Medelyan speaks Russian, Ukrainian, and German, and is learning Chinese. Her grasp of languages gives her a distinct advantage in the unique field of computational linguisitics.
During her PhD Medelyan developed an open-source tool, Maui (Multi-purpose automatic topic indexing) which automatically identifies the main topics in documents. Maui is now used by companies and organisations around the world.
For the past 18 months, Medelyan has been the lead software engineer at Pingar. She has previously interned at Google New York.
Pingar's co-founder and CEO Peter Wren-Hilton says Pingar can not only solve the headache of managing large amounts of information, it can help organisations use stored content to their advantage.
"With data in companies growing at 40 per cent per year, searching for the right information is becoming more difficult, time consuming and expensive," says Wren-Hilton.
"We can all relate to the frustration involved in spending hours searching for information. Pingar helps you find the most relevant and useful results twice as fast as was previously possible."
Pingar’s new Application Programming Interface (API) will allow a company's existing software to work with Pingar's data analysis and search technology to manage unstructured electronic data, e.g. documents, web-pages, emails, news or any kind of text.

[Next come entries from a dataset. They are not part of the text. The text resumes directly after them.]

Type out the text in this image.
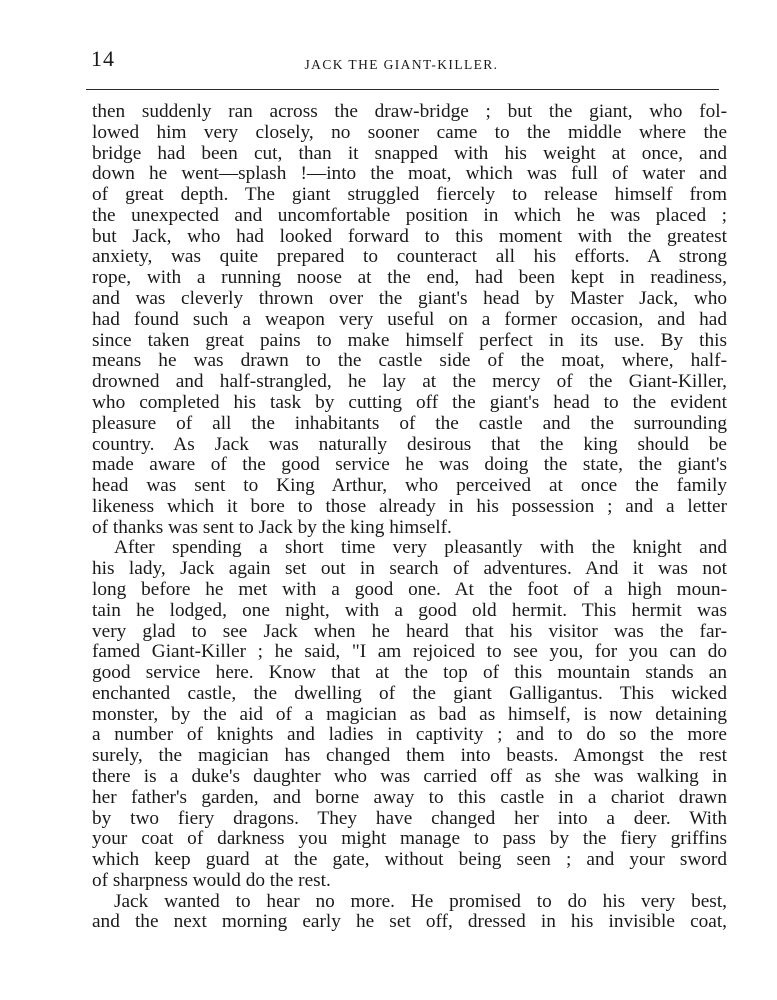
14	JACK THE GIANT-KILLER.
then suddenly ran across the draw-bridge ; but the giant, who fol-
lowed him very closely, no sooner came to the middle where the
bridge had been cut, than it snapped with his weight at once, and
down he went—splash !—into the moat, which was full of water and
of great depth. The giant struggled fiercely to release himself from
the unexpected and uncomfortable position in which he was placed ;
but Jack, who had looked forward to this moment with the greatest
anxiety, was quite prepared to counteract all his efforts. A strong
rope, with a running noose at the end, had been kept in readiness,
and was cleverly thrown over the giant's head by Master Jack, who
had found such a weapon very useful on a former occasion, and had
since taken great pains to make himself perfect in its use. By this
means he was drawn to the castle side of the moat, where, half-
drowned and half-strangled, he lay at the mercy of the Giant-Killer,
who completed his task by cutting off the giant's head to the evident
pleasure of all the inhabitants of the castle and the surrounding
country. As Jack was naturally desirous that the king should be
made aware of the good service he was doing the state, the giant's
head was sent to King Arthur, who perceived at once the family
likeness which it bore to those already in his possession ; and a letter
of thanks was sent to Jack by the king himself.
After spending a short time very pleasantly with the knight and
his lady, Jack again set out in search of adventures. And it was not
long before he met with a good one. At the foot of a high moun-
tain he lodged, one night, with a good old hermit. This hermit was
very glad to see Jack when he heard that his visitor was the far-
famed Giant-Killer ; he said, "I am rejoiced to see you, for you can do
good service here. Know that at the top of this mountain stands an
enchanted castle, the dwelling of the giant Galligantus. This wicked
monster, by the aid of a magician as bad as himself, is now detaining
a number of knights and ladies in captivity ; and to do so the more
surely, the magician has changed them into beasts. Amongst the rest
there is a duke's daughter who was carried off as she was walking in
her father's garden, and borne away to this castle in a chariot drawn
by two fiery dragons. They have changed her into a deer. With
your coat of darkness you might manage to pass by the fiery griffins
which keep guard at the gate, without being seen ; and your sword
of sharpness would do the rest.
Jack wanted to hear no more. He promised to do his very best,
and the next morning early he set off, dressed in his invisible coat,
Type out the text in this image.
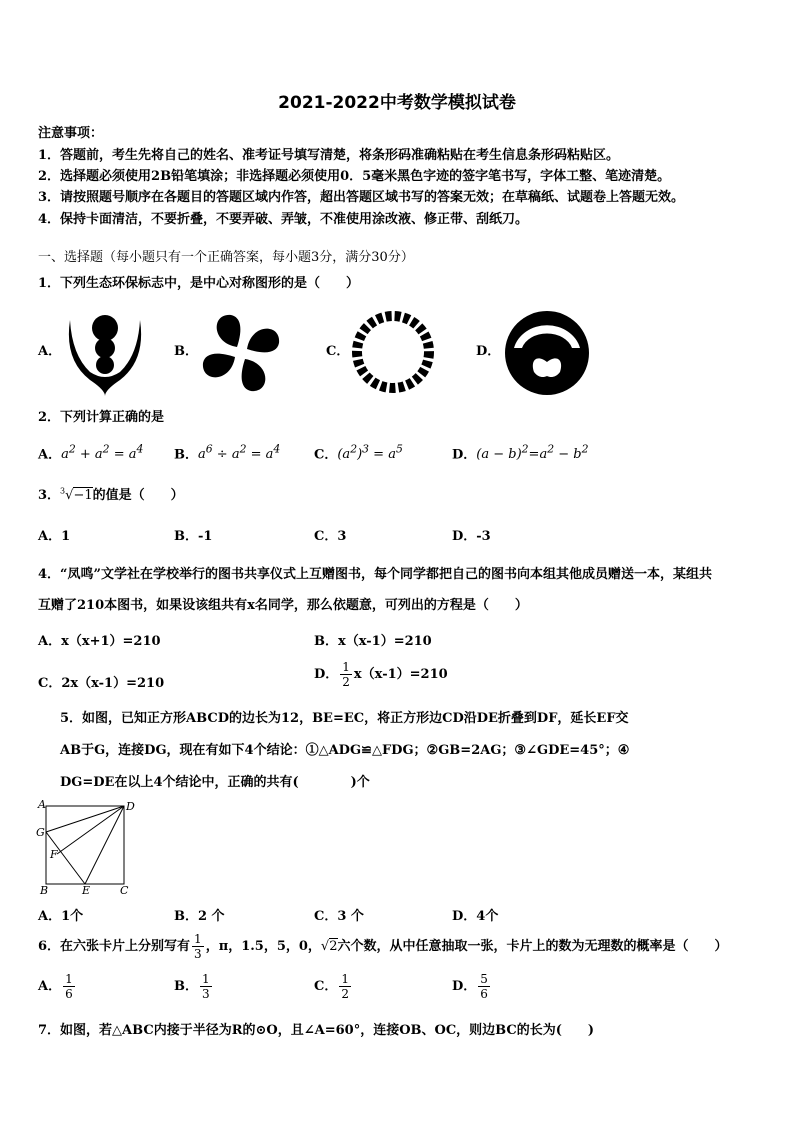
2021-2022中考数学模拟试卷
注意事项：
1．答题前，考生先将自己的姓名、准考证号填写清楚，将条形码准确粘贴在考生信息条形码粘贴区。
2．选择题必须使用2B铅笔填涂；非选择题必须使用0．5毫米黑色字迹的签字笔书写，字体工整、笔迹清楚。
3．请按照题号顺序在各题目的答题区域内作答，超出答题区域书写的答案无效；在草稿纸、试题卷上答题无效。
4．保持卡面清洁，不要折叠，不要弄破、弄皱，不准使用涂改液、修正带、刮纸刀。
一、选择题（每小题只有一个正确答案，每小题3分，满分30分）
1．下列生态环保标志中，是中心对称图形的是（　　）
A．	B．	C．	D．
2．下列计算正确的是
A．$a^2 + a^2 = a^4$ B．$a^6 \div a^2 = a^4$	C．$(a^2)^3 = a^5$	D．$(a - b)^2=a^2 - b^2$
3．$^3$√−1的值是（　　）
A．1	B．-1	C．3	D．-3
4．“凤鸣”文学社在学校举行的图书共享仪式上互赠图书，每个同学都把自己的图书向本组其他成员赠送一本，某组共
互赠了210本图书，如果设该组共有x名同学，那么依题意，可列出的方程是（　　）
A．x（x+1）=210	B．x（x-1）=210
C．2x（x-1）=210
D． $\frac{1}{2} x(x-1)=210$
5．如图，已知正方形ABCD的边长为12，BE=EC，将正方形边CD沿DE折叠到DF，延长EF交
AB于G，连接DG，现在有如下4个结论：①△ADG≌△FDG；②GB=2AG；③∠GDE=45°；④
DG=DE在以上4个结论中，正确的共有(　　　　)个
A	D
G
F
B	E	C
A．1个	B．2 个	C．3 个	D．4个
6．在六张卡片上分别写有 $\frac{1}{3}$ ，π，1.5，5，0，√2六个数，从中任意抽取一张，卡片上的数为无理数的概率是（　　）
A． $\frac{1}{6}$	B． $\frac{1}{3}$	C． $\frac{1}{2}$	D． $\frac{5}{6}$
7．如图，若△ABC内接于半径为R的⊙O，且∠A=60°，连接OB、OC，则边BC的长为(　　)
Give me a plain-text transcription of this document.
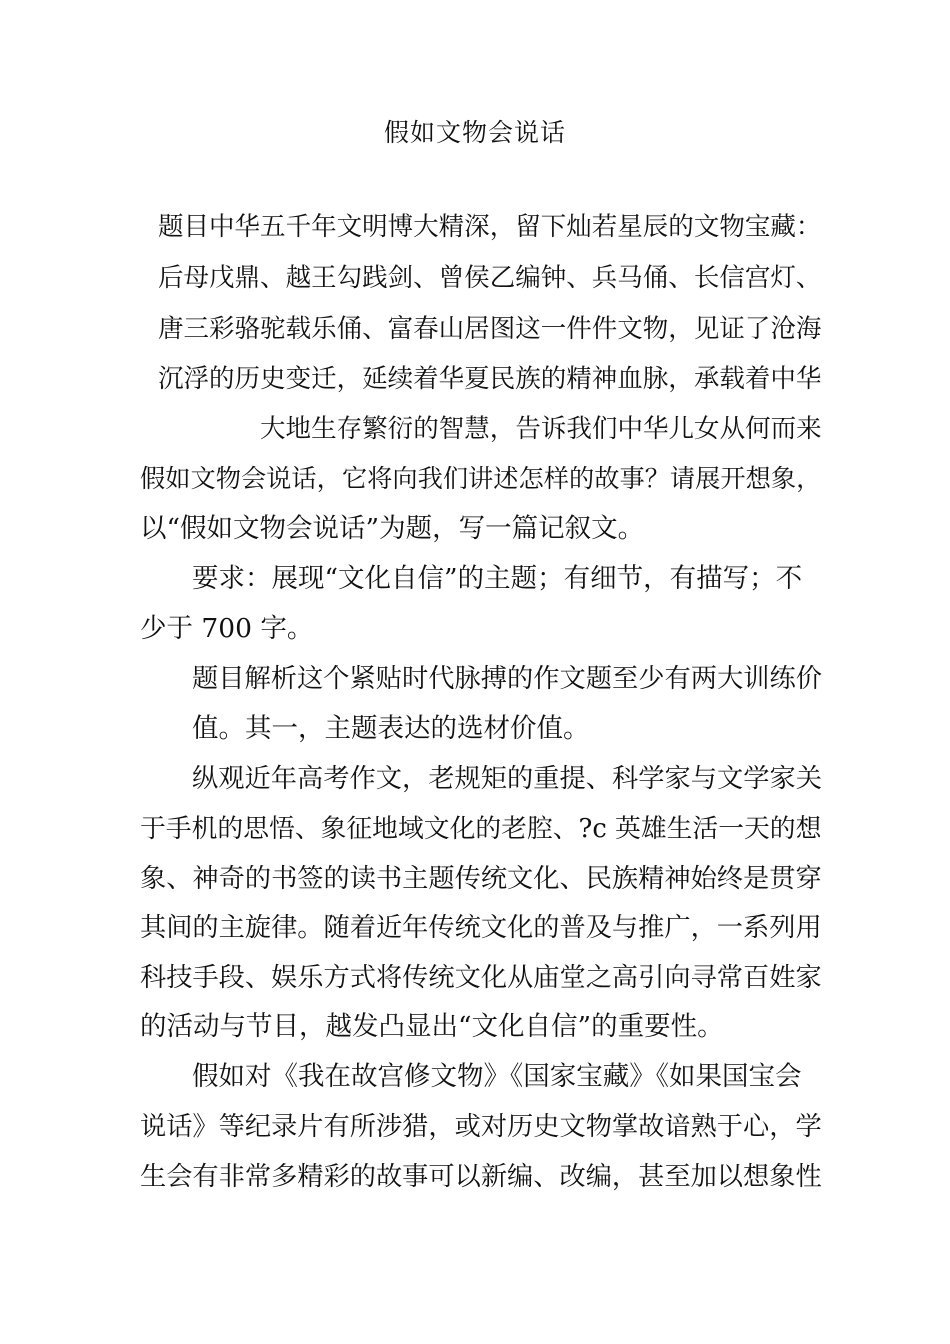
假如文物会说话
题目中华五千年文明博大精深，留下灿若星辰的文物宝藏：
后母戊鼎、越王勾践剑、曾侯乙编钟、兵马俑、长信宫灯、
唐三彩骆驼载乐俑、富春山居图这一件件文物，见证了沧海
沉浮的历史变迁，延续着华夏民族的精神血脉，承载着中华
大地生存繁衍的智慧，告诉我们中华儿女从何而来
假如文物会说话，它将向我们讲述怎样的故事？请展开想象，
以“假如文物会说话”为题，写一篇记叙文。
要求：展现“文化自信”的主题；有细节，有描写；不
少于 700 字。
题目解析这个紧贴时代脉搏的作文题至少有两大训练价
值。其一，主题表达的选材价值。
纵观近年高考作文，老规矩的重提、科学家与文学家关
于手机的思悟、象征地域文化的老腔、?c 英雄生活一天的想
象、神奇的书签的读书主题传统文化、民族精神始终是贯穿
其间的主旋律。随着近年传统文化的普及与推广，一系列用
科技手段、娱乐方式将传统文化从庙堂之高引向寻常百姓家
的活动与节目，越发凸显出“文化自信”的重要性。
假如对《我在故宫修文物》《国家宝藏》《如果国宝会
说话》等纪录片有所涉猎，或对历史文物掌故谙熟于心，学
生会有非常多精彩的故事可以新编、改编，甚至加以想象性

The API can be used to make products that extract useful information from masses of documents – for example quickly and accurately compiling a list of phone numbers from a whole database of unsorted documents, or quickly identifying and removing private personal details from documents that need to be publicly released (for example under the Official Information Act)
Pingar's API will be available free to software developers for a limited "development" period, to enable developers to work with Pingar's tools to build specific solutions for their clients.
Alyona Medelyan says developers will be able to pick and choose between the different software components, so clients will only pay for the features they need and those that offer the greatest benefit to the company. Pingar has a small R&D team of five in new Zealand but is looking to hire C# developers.
The API has three aspects:
Rapid Discovery, which can be added to existing search engines for rapid query refinement and results assessment;
Entity Extraction, a suite of tools that turn documents into useful lists of entities including people's names, telephone numbers, credit card numbers and organisations; and
Content Analysis, which can provides precision keyword extraction and one-click document summarisation and sanitisation.